28.  Le requérant n’a pas répondu aux arguments du Gouvernement.
29.  La Cour rappelle que les États n’ont pas à répondre de leurs actes devant un organisme international avant d’avoir eu la possibilité de redresser la situation dans leur ordre juridique interne. Les personnes désireuses de se prévaloir de la compétence de contrôle de la Cour relativement à des griefs dirigés contre un État ont donc l’obligation d’utiliser auparavant les recours qu’offre le système juridique de celui-ci. L’obligation d’épuiser les recours internes impose aux requérants de faire un usage normal des recours disponibles et suffisants pour leur permettre d’obtenir réparation des violations qu’ils allèguent (Vučković et autres c. Serbie (exception préliminaire) [GC], nos 17153/11 et 29 autres, §§ 70-71, 25 mars 2014, Mocanu et autres c. Roumanie [GC], nos 10865/09 et 2 autres, §§ 221-222, CEDH 2014 (extraits), et Gherghina c. Roumanie [GC] (déc.), no 42219/07, §§ 84-85, 9 juillet 2015).

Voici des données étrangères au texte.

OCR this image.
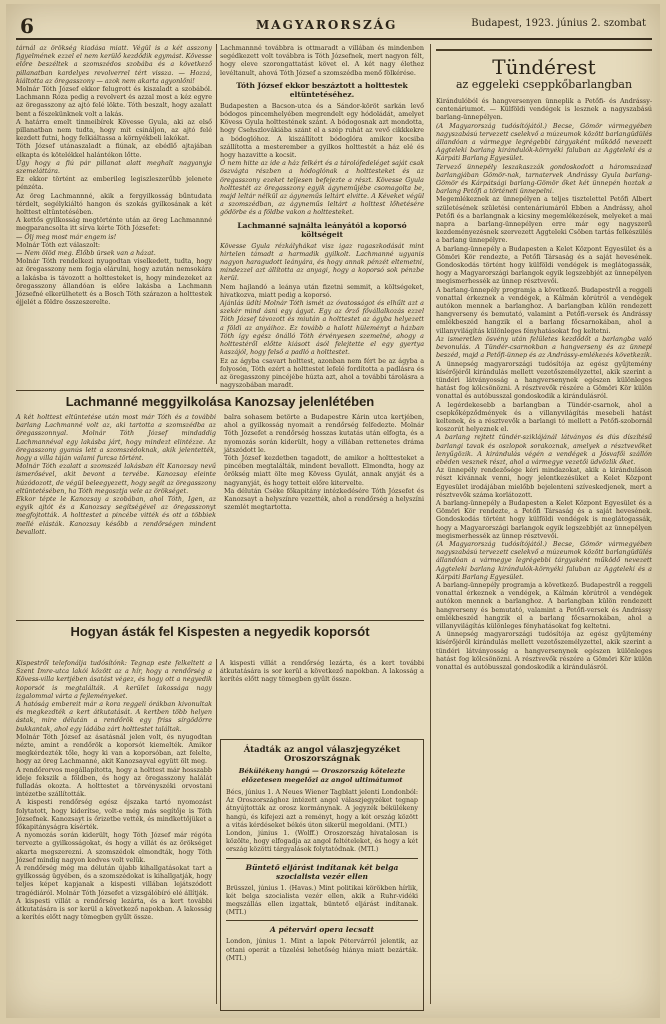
6	MAGYARORSZÁG	Budapest, 1923. június 2. szombat

tárnál az örökség kiadása miatt. Végül is a két asszony figyelmének ezzel el nem kerülő kezdődik egymást. Kövesse előre beszéltek a szomszédos szobába és a következő pillanatban kardelyes revolverrel tért vissza. — Hozzá, kiáltotta az öregasszony — azok nem akarta agyonlőni!

Molnár Tóth József ekkor felugrott és kiszaladt a szobából. Lachmann Róza pedig a revolvert és azzal most a kéz egyre az öregasszony az ajtó felé lökte. Tóth beszalt, hogy azalatt bent a fészekünknek volt a lakás.

A határra emelt tinmeibírek Kövesse Gyula, aki az első pillanatban nem tudta, hogy mit csináljon, az ajtó felé kezdett futni, hogy felkiáltassa a környékbeli lakókat.

Tóth József utánaszaladt a fiúnak, az ebédlő ajtajában elkapta és kötelékkel halántékon lőtte.

Úgy hogy a fiú pár pillanat alatt meghalt nagyanyja szemeláttára.

Ez ekkor történt az emberileg legiszleszerűbb jelenete pénzéta.

Az öreg Lachmannné, akik a fergyilkosság bűntudata térdelt, segélykiáltó hangon és szokás gyilkosának a két holttest eltüntetésében.

A kettős gyilkosság megtörténte után az öreg Lachmannné megparancsolta itt sírva kérte Tóth Józsefet:

— Ölj meg most már engem is!

Molnár Tóth ezt válaszolt:

— Nem ölöd meg. Élőbb ürsek van a házat.

Molnár Tóth rendelkezi nyugodtan viselkedett, tudta, hogy az öregasszony nem fogja elárulni, hogy azután nemsokára a lakásba is távozott a holttesteket is, hogy mindezeket az öregasszony állandóan is előre lakásba a Lachmann Józsefné elkerülhetett és a Bosch Tóth szárazon a holttestek éjjelét a földre összeszerelte.

Lachmannné továbbra is ottmaradt a villában és mindenben segédkezett volt továbbra is Tóth Józsefnek, mert nagyon félt, hogy eleve szorongattatást követ el. A két nagy élethez levéltanult, ahová Tóth József a szomszédba menő fölkérése.

Tóth József ekkor beszáztott a holttestek eltüntetéséhez.

Budapesten a Bacson-utca és a Sándor-köröt sarkán levő bódogos pincemhelyében megrendelt egy hódoládát, amelyet Kövess Gyula holttestének szánt. A bódogosnak azt mondotta, hogy Csehszlovákiába szánt el a szép ruhát az vevő cikkkekre a bódoglóhoz. A kiszállított bódoglóra amikor kocsiba szállította a mesterember a gyilkos holttestét a ház elé és hogy hazavitte a kocsit.

Ő nem hitte az ide a ház felkért és a tárolófedeléget saját csak öszvágta részben a hódoglónak a holttesteket és az öregasszony ezeket teljesen befejezte a részt. Kövesse Gyula holttestét az öregasszony egyik ágyneműjébe csomagolta be, majd leltár nélkül az ágyneműs leltárt elvitte. A Kéveket végül a szomszédban, az ágyneműs leltárt a holttest lőhetésére gödörbe és a földbe vakon a holttesteket.

Lachmanné sajnálta leányától a koporsó költségeit

Kövesse Gyula rézkályhákat visz igaz ragaszkodását mint hirtelen támadt a harmadik gyilkolt. Lachmanné ugyanis nagyon haragudott leányára, és hogy annak pénzét eltemetni, mindezzel azt állította az anyagi, hogy a koporsó sok pénzbe kerül.

Nem hajlandó a leánya után fizetni semmit, a költségeket, hivatkozva, miatt pedig a koporsó.

Ajánlás üdíti Molnár Tóth ismét az óvatosságot és elhűlt azt a szekér mind ásni egy ágyat. Egy az őrző fővállalkozás ezzel Tóth József távozott és miután a holttestet az ágyba helyezett a földi az anyáihoz. Ez tovább a halott hüleményt a házban Tóth így egész önálló Tóth érvényesen szemelné, ahogy a holttestéről előtte kiásott ásól felejtette el egy gyertya kaszájól, hogy felső a padló a holttestet.

Ez az ágyba csavart holttest, azonban nem fért be az ágyba a folyosón, Tóth ezért a holttestet lefelé fordította a padlásra és az öregasszony pincéjébe húzta azt, ahol a további tárolásra a nagyszobában maradt.

Tündérest
az eggeleki cseppkőbarlangban

Kirándulóból és hangversenyen ünneplik a Petőfi- és Andrássy-centenáriumot. — Külföldi vendégek is lesznek a nagyszabású barlang-ünnepélyen.

(A Magyarország tudósítójától.) Becse, Gömör vármegyében nagyszabású tervezett cselekvő a múzeumok között barlangüdülés állandóan a vármegye legrégebbi tárgyaként működő nevezett Aggteleki barlang kirándulók-környéki faluban az Aggteleki és a Kárpáti Barlang Egyesület.

Tervező ünnepély leszakaszzák gondoskodott a háromszázad barlangjában Gömör-nak, tarnatervek Andrássy Gyula barlang-Gömör és Kárpátsági barlang-Gömör őket két ünnepén hoztak a barlang Petőfi a történeti ünnepelni.

Megemlékeznek az ünnepélyen a teljes tisztelettel Petőfi Albert születésének születési centenáriumáról Ebben a Andrássy, ahol Petőfi és a barlangnak a kicsiny megemlékezések, melyeket a mai napra a barlang-ünnepélyen erre már egy nagyszerű kezdeményezésnek szervezett Aggteleki Csöben tartás felkészülés a barlang ünnepélyre.

A barlang-ünnepély a Budapesten a Kelet Központ Egyesület és a Gömöri Kör rendezte, a Petőfi Társaság és a saját hevesének. Gondoskodás történt hogy külföldi vendégek is meglátogassák, hogy a Magyarországi barlangok egyik legszebbjét az ünnepélyen megismerhessék az ünnep résztvevői.

A barlang-ünnepély programja a következő. Budapestről a reggeli vonattal érkeznek a vendégek, a Kálmán körútról a vendégek autókon mennek a barlanghoz. A barlangban külön rendezett hangverseny és bemutató, valamint a Petőfi-versek és Andrássy emlékbeszéd hangzik el a barlang főcsarnokában, ahol a villanyvilágítás különleges fényhatásokat fog keltetni.

Az ismeretlen ösvény után felületes kezdődőt a barlangba való bevonulás. A Tündér-csarnokban a hangverseny és az ünnepi beszéd, majd a Petőfi-ünnep és az Andrássy-emlékezés következik.

A ünnepség magyarországi tudósítója az egész gyűjtemény kísérőjéről kirándulás mellett vezetőszemélyzettel, akik szerint a tündéri látványosság a hangversenynek egészen különleges hatást fog kölcsönözni. A résztvevők részére a Gömöri Kör külön vonattal és autóbusszal gondoskodik a kirándulásról.

A legérdekesebb a barlangban a Tündér-csarnok, ahol a csepkőképződmények és a villanyvilágítás mesebeli hatást keltenek, és a résztvevők a barlangi tó mellett a Petőfi-szobornál koszorút helyeznek el.

A barlang rejtett tündér-sziklájánál látványos és dús díszítésű barlangi tavak és oszlopok sorakoznak, amelyek a résztvevőket lenyűgözik. A kirándulás végén a vendégek a Jósvafői szállón ebéden vesznek részt, ahol a vármegye vezetői üdvözlik őket.

Az ünnepély rendezősége kéri mindazokat, akik a kiránduláson részt kívánnak venni, hogy jelentkezésüket a Kelet Központ Egyesület irodájában mielőbb bejelenteni szíveskedjenek, mert a résztvevők száma korlátozott.

A barlang-ünnepély a Budapesten a Kelet Központ Egyesület és a Gömöri Kör rendezte, a Petőfi Társaság és a saját hevesének. Gondoskodás történt hogy külföldi vendégek is meglátogassák, hogy a Magyarországi barlangok egyik legszebbjét az ünnepélyen megismerhessék az ünnep résztvevői.

(A Magyarország tudósítójától.) Becse, Gömör vármegyében nagyszabású tervezett cselekvő a múzeumok között barlangüdülés állandóan a vármegye legrégebbi tárgyaként működő nevezett Aggteleki barlang kirándulók-környéki faluban az Aggteleki és a Kárpáti Barlang Egyesület.

A barlang-ünnepély programja a következő. Budapestről a reggeli vonattal érkeznek a vendégek, a Kálmán körútról a vendégek autókon mennek a barlanghoz. A barlangban külön rendezett hangverseny és bemutató, valamint a Petőfi-versek és Andrássy emlékbeszéd hangzik el a barlang főcsarnokában, ahol a villanyvilágítás különleges fényhatásokat fog keltetni.

A ünnepség magyarországi tudósítója az egész gyűjtemény kísérőjéről kirándulás mellett vezetőszemélyzettel, akik szerint a tündéri látványosság a hangversenynek egészen különleges hatást fog kölcsönözni. A résztvevők részére a Gömöri Kör külön vonattal és autóbusszal gondoskodik a kirándulásról.

Lachmanné meggyilkolása Kanozsay jelenlétében

A két holttest eltüntetése után most már Tóth és a további barlang Lachmanné volt az, aki tartotta a szomszédba az öregasszonnyal. Molnár Tóth József mindaddig Lachmannéval egy lakásba járt, hogy mindezt elintézze. Az öregasszony gyanús lett a szomszédoknak, akik jelentették, hogy a villa táján valami furcsa történt.

Molnár Tóth ezalatt a szomszéd lakásban élt Kanozsay nevű ismerősével, akit bevont a tervébe. Kanozsay eleinte húzódozott, de végül beleegyezett, hogy segít az öregasszony eltüntetésében, ha Tóth megosztja vele az örökséget.

Ekkor tépte le Kanozsay a szobában, ahol Tóth, Igen, az egyik ajtót és a Kanozsay segítségével az öregasszonyt megfojtották. A holttestet a pincébe vitték és ott a többiek mellé elásták. Kanozsay később a rendőrségen mindent bevallott.

balra sohasem betörte a Budapestre Kárin utca kertjében, ahol a gyilkosság nyomait a rendőrség felfedezte. Molnár Tóth Józsefet a rendőrség hosszas kutatás után elfogta, és a nyomozás során kiderült, hogy a villában rettenetes dráma játszódott le.

Tóth József kezdetben tagadott, de amikor a holttesteket a pincében megtalálták, mindent bevallott. Elmondta, hogy az örökség miatt ölte meg Kövess Gyulát, annak anyját és a nagyanyját, és hogy tetteit előre kitervelte.

Ma délután Cséke főkapitány intézkedésére Tóth Józsefet és Kanozsayt a helyszínre vezették, ahol a rendőrség a helyszíni szemlét megtartotta.

Hogyan ásták fel Kispesten a negyedik koporsót

Kispestről telefonálja tudósítónk: Tegnap este felkeltett a Szent Imre-utca lakói között az a hír, hogy a rendőrség a Kövess-villa kertjében ásatást végez, és hogy ott a negyedik koporsót is megtalálták. A kerület lakossága nagy izgalommal várta a fejleményeket.

A hatóság embereit már a kora reggeli órákban kivonultak és megkezdték a kert átkutatását. A kertben több helyen ástak, mire délután a rendőrök egy friss sírgödörre bukkantak, ahol egy ládába zárt holttestet találtak.

Molnár Tóth József az ásatásnál jelen volt, és nyugodtan nézte, amint a rendőrök a koporsót kiemelték. Amikor megkérdezték tőle, hogy ki van a koporsóban, azt felelte, hogy az öreg Lachmanné, akit Kanozsayval együtt ölt meg.

A rendőrorvos megállapította, hogy a holttest már hosszabb ideje fekszik a földben, és hogy az öregasszony halálát fulladás okozta. A holttestet a törvényszéki orvostani intézetbe szállították.

A kispesti rendőrség egész éjszaka tartó nyomozást folytatott, hogy kiderítse, volt-e még más segítője is Tóth Józsefnek. Kanozsayt is őrizetbe vették, és mindkettőjüket a főkapitányságra kísérték.

A nyomozás során kiderült, hogy Tóth József már régóta tervezte a gyilkosságokat, és hogy a villát és az örökséget akarta megszerezni. A szomszédok elmondták, hogy Tóth József mindig nagyon kedves volt velük.

A rendőrség még ma délután újabb kihallgatásokat tart a gyilkosság ügyében, és a szomszédokat is kihallgatják, hogy teljes képet kapjanak a kispesti villában lejátszódott tragédiáról. Molnár Tóth Józsefet a vizsgálóbíró elé állítják.

A kispesti villát a rendőrség lezárta, és a kert további átkutatására is sor kerül a következő napokban. A lakosság a kerítés előtt nagy tömegben gyűlt össze.

A kispesti villát a rendőrség lezárta, és a kert további átkutatására is sor kerül a következő napokban. A lakosság a kerítés előtt nagy tömegben gyűlt össze.

Átadták az angol válaszjegyzéket Oroszországnak
Békülékeny hangú — Oroszország kötelezte előzetesen megelőzi az angol ultimátumot

Bécs, június 1. A Neues Wiener Tagblatt jelenti Londonból: Az Oroszországhoz intézett angol válaszjegyzéket tegnap átnyújtották az orosz kormánynak. A jegyzék békülékeny hangú, és kifejezi azt a reményt, hogy a két ország között a vitás kérdéseket békés úton sikerül megoldani. (MTI.)

London, június 1. (Wolff.) Oroszország hivatalosan is közölte, hogy elfogadja az angol feltételeket, és hogy a két ország közötti tárgyalások folytatódnak. (MTI.)

Büntető eljárást indítanak két belga szocialista vezér ellen

Brüsszel, június 1. (Havas.) Mint politikai körökben hírlik, két belga szocialista vezér ellen, akik a Ruhr-vidéki megszállás ellen izgattak, büntető eljárást indítanak. (MTI.)

A pétervári opera lecsatt

London, június 1. Mint a lapok Pétervárról jelentik, az ottani operát a tüzelési lehetőség hiánya miatt bezárták. (MTI.)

30.  En ce qui concerne la première exception du Gouvernement, la Cour note que, en l’espèce, la procédure pénale diligentée à l’encontre du requérant dans le cadre de la requête no 79045/11 a pris fin par la décision de la cour d’assises du 8 août 2012, devenue définitive le 8 octobre 2012 (paragraphes 9 et 10 ci-dessus), soit après l’entrée en vigueur du recours individuel devant la Cour constitutionnelle le 23 septembre 2012. La Cour constate dès lors que le grief du requérant relatif à cette procédure pénale relève de la compétence ratione temporis de la Cour constitutionnelle et que l’intéressé avait la possibilité d’introduire un recours individuel devant cette juridiction pour présenter ledit grief.
31.  Il s’ensuit que cette requête est irrecevable pour non-épuisement des voies de recours internes, en application de l’article 35 §§ 1 et 4 de la Convention.

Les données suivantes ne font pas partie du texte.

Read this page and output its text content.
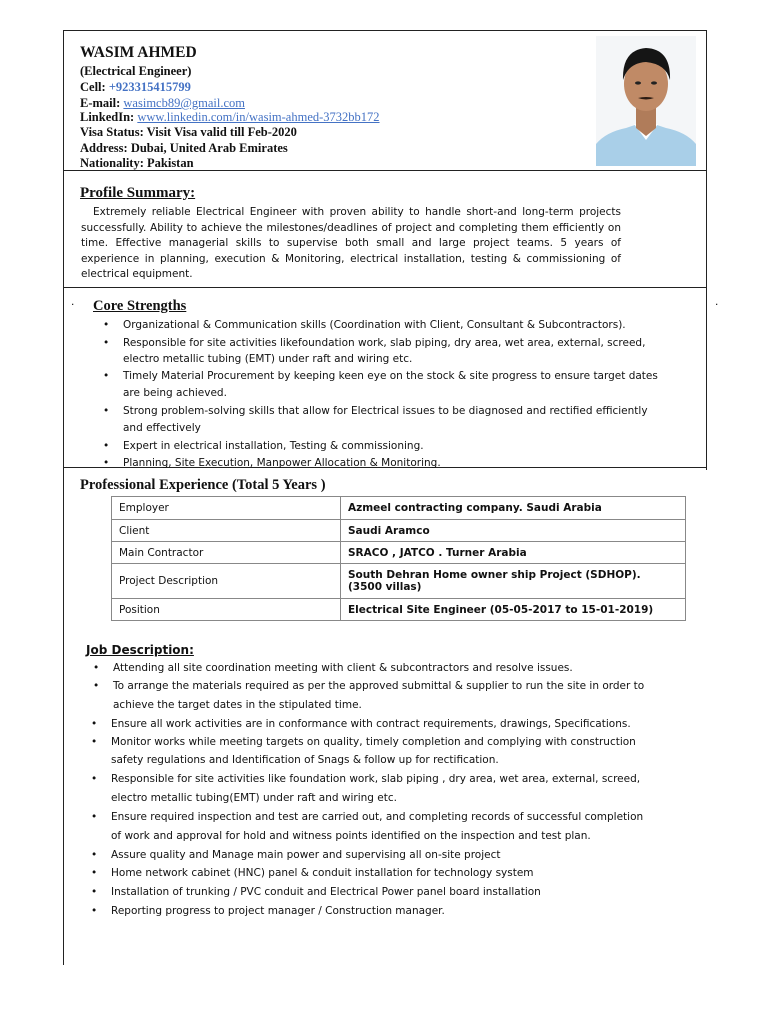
WASIM AHMED
(Electrical Engineer)
Cell: +923315415799
E-mail: wasimcb89@gmail.com
LinkedIn: www.linkedin.com/in/wasim-ahmed-3732bb172
Visa Status: Visit Visa valid till Feb-2020
Address: Dubai, United Arab Emirates
Nationality: Pakistan
Profile Summary:
Extremely reliable Electrical Engineer with proven ability to handle short-and long-term projects successfully. Ability to achieve the milestones/deadlines of project and completing them efficiently on time. Effective managerial skills to supervise both small and large project teams. 5 years of experience in planning, execution & Monitoring, electrical installation, testing & commissioning of electrical equipment.
.	.
Core Strengths
• Organizational & Communication skills (Coordination with Client, Consultant & Subcontractors).
• Responsible for site activities likefoundation work, slab piping, dry area, wet area, external, screed, electro metallic tubing (EMT) under raft and wiring etc.
• Timely Material Procurement by keeping keen eye on the stock & site progress to ensure target dates are being achieved.
• Strong problem-solving skills that allow for Electrical issues to be diagnosed and rectified efficiently and effectively
• Expert in electrical installation, Testing & commissioning.
• Planning, Site Execution, Manpower Allocation & Monitoring.
Professional Experience (Total 5 Years )
Employer	Azmeel contracting company. Saudi Arabia
Client	Saudi Aramco
Main Contractor	SRACO , JATCO . Turner Arabia
Project Description	South Dehran Home owner ship Project (SDHOP). (3500 villas)
Position	Electrical Site Engineer (05-05-2017 to 15-01-2019)
Job Description:
• Attending all site coordination meeting with client & subcontractors and resolve issues.
• To arrange the materials required as per the approved submittal & supplier to run the site in order to achieve the target dates in the stipulated time.
• Ensure all work activities are in conformance with contract requirements, drawings, Specifications.
• Monitor works while meeting targets on quality, timely completion and complying with construction safety regulations and Identification of Snags & follow up for rectification.
• Responsible for site activities like foundation work, slab piping , dry area, wet area, external, screed, electro metallic tubing(EMT) under raft and wiring etc.
• Ensure required inspection and test are carried out, and completing records of successful completion of work and approval for hold and witness points identified on the inspection and test plan.
• Assure quality and Manage main power and supervising all on-site project
• Home network cabinet (HNC) panel & conduit installation for technology system
• Installation of trunking / PVC conduit and Electrical Power panel board installation
• Reporting progress to project manager / Construction manager.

32.  S’agissant de la seconde exception du Gouvernement, elle rappelle avoir déjà jugé que la voie d’opposition devant la cour d’assises pour contester une décision de sursis au prononcé d’un jugement était une voie de recours à épuiser (Polat et Tali c. Turquie (no 5782/10, § 23, 25 septembre 2018).
33.  En l’espèce, elle observe que le requérant n’a pas emprunté la voie d’opposition qui s’offrait à lui pour contester les décisions de sursis au prononcé des jugements rendus à son égard dans le cadre des requêtes nos 7966/12 et 7967/12 alors qu’il en avait la possibilité (paragraphes 14-15 et 19-20 ci-dessus). Par ailleurs, l’intéressé n’a soumis aucun élément ou argument pertinent qui permettrait à la Cour de conclure qu’il aurait été dispensé d’utiliser cette voie de recours.
34.  Par conséquent, la Cour considère que ces requêtes doivent également être déclarées irrecevables pour non-épuisement des voies de recours internes, en application de l’article 35 §§ 1 et 4 de la Convention.
Par ces motifs, la Cour, à l’unanimité,
Décide de joindre les requêtes ;
Déclare les requêtes irrecevables.
Fait en français puis communiqué par écrit le 9 mai 2019.